Because of that precedent, gene therapy for hemophilia will have to produce meaningful levels of clotting factor for a large number of patients, it will have to erase bleeds or the need for preventative treatment, and of course it will have to be safe.
One dose will also have to last a long time, although a one-shot lifetime cure is probably too much to expect. “I don’t think it’s resolved how long we need it to last,” says BioMarin’s Carter.
If it succeeds on all those fronts, BioMarin’s gene therapy will make a good economic case in hemophilia, despite a likely sticker stock-inducing price tag.
So far, it’s more a learning experience than an investable moment. The responses to BMRN-270 vary at this point, for instance. Two patients who are seven weeks out are producing 4 and 8 percent of normal Factor VIII, while another patient is producing 21 percent after six weeks.
Carter says so far that there appears to be a spike in Factor VIII expression around nine weeks after treatment, which means BioMarin’s numbers could look better soon. Still, it’s an unknown. “The only way we can really assess the variability is to follow all of these people out longer,” he says.
The trial’s lead investigator John Pasi, a professor at Barts and The London School of Medicine and Dentistry, says all six patients on high doses have been off preventative treatment since achieving “measurable” levels of Factor VIII. One of those patients had a bleed early on in the trial, but that was before the gene therapy kicked in, he said.
Like other companies developing gene therapies for hemophilia, BioMarin is reporting a rise in patients’ liver enzyme levels, a sign of an immune system response to the treatment.
The potential problem is alleviated with steroids, but it’s worth watching going forward. In BioMarin’s trial, according to Pasi, steroids haven’t temporarily caused the expression of the clotting factor to drop, as they have in some other hemophilia B studies.
Biomedical researchers and drug developers have wrestled for decades to turn gene therapy—a method of using viruses to shuttle genetic fixes into patients—into a weapon against hemophilia, as I wrote last year.

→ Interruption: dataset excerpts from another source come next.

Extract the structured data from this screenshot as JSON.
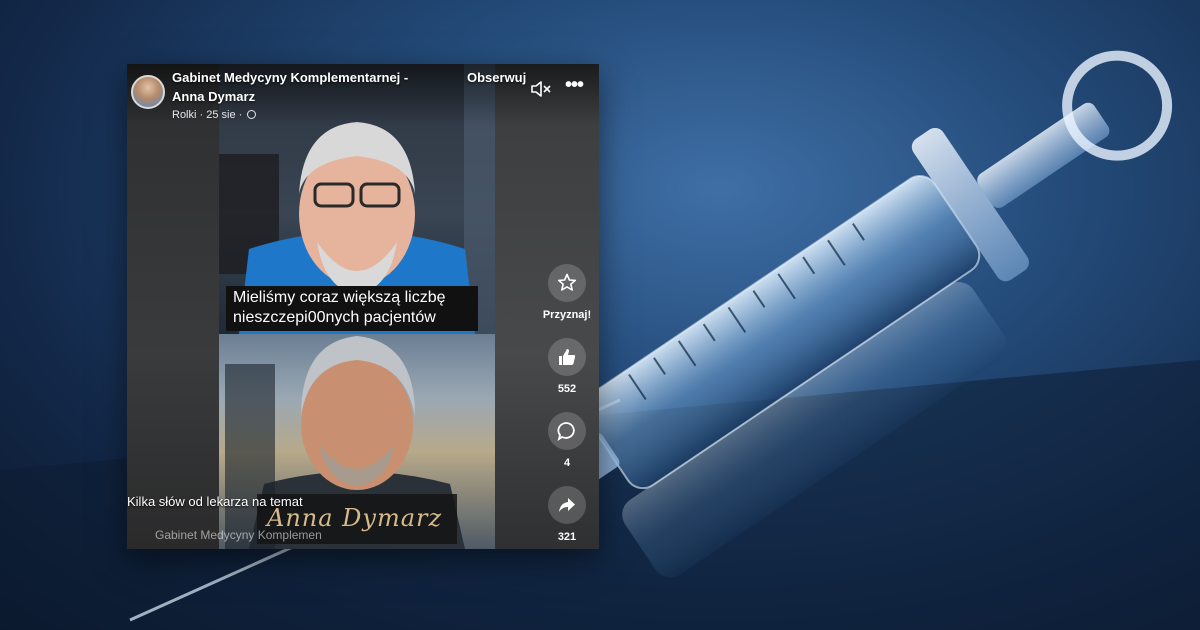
{
  "post": {
    "page_name_line1": "Gabinet Medycyny Komplementarnej -",
    "page_name_line2": "Anna Dymarz",
    "follow_label": "Obserwuj",
    "meta_text": "Rolki · 25 sie ·",
    "icons": {
      "avatar": "avatar",
      "audience": "globe-icon",
      "mute": "speaker-muted-icon",
      "more": "more-icon"
    }
  },
  "video": {
    "subtitle_line1": "Mieliśmy coraz większą liczbę",
    "subtitle_line2": "nieszczepi00nych pacjentów",
    "signature_text": "Anna Dymarz",
    "watermark_text": "Gabinet Medycyny Komplemen"
  },
  "caption": "Kilka słów od lekarza na temat",
  "actions": [
    {
      "name": "award",
      "icon": "star-award-icon",
      "label": "Przyznaj!"
    },
    {
      "name": "like",
      "icon": "thumbs-up-icon",
      "label": "552"
    },
    {
      "name": "comment",
      "icon": "comment-icon",
      "label": "4"
    },
    {
      "name": "share",
      "icon": "share-icon",
      "label": "321"
    }
  ],
  "colors": {
    "background": "#234a78",
    "card": "#3a3b3c",
    "text": "#ffffff"
  }
}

But the technology has advanced faster for hemophilia B and its smaller population than hemophilia A. Researchers at St. Jude Children’s Research Hospital in Memphis, TN, and University College London published a study in the New England Journal of Medicine in 2011 that many consider proof that the method can work. Baxalta and UniQure (NASDAQ: QURE) have already produced early clinical data in hemophilia B, and several others like Spark Therapeutics (NASDAQ: ONCE) and Dimension Therapeutics (NASDAQ: DMTX) are following closely behind.
Hemophilia A has been a tougher challenge because the gene for the Factor VIII protein is larger than the gene for Factor IX, the protein that hemophilia B patients lack. The larger the gene, the harder it is to pack into a virus and deliver to patients. Carter says BioMarin has taken out part of the gene to make it small enough to fit. So far, that’s given BioMarin the chance to be the first to the finish line with a gene therapy in hemophilia A. No one else has reached clinical testing.
“It’s a really steep learning curve,” Pasi says. “But it’s a very exciting learning curve to be on.”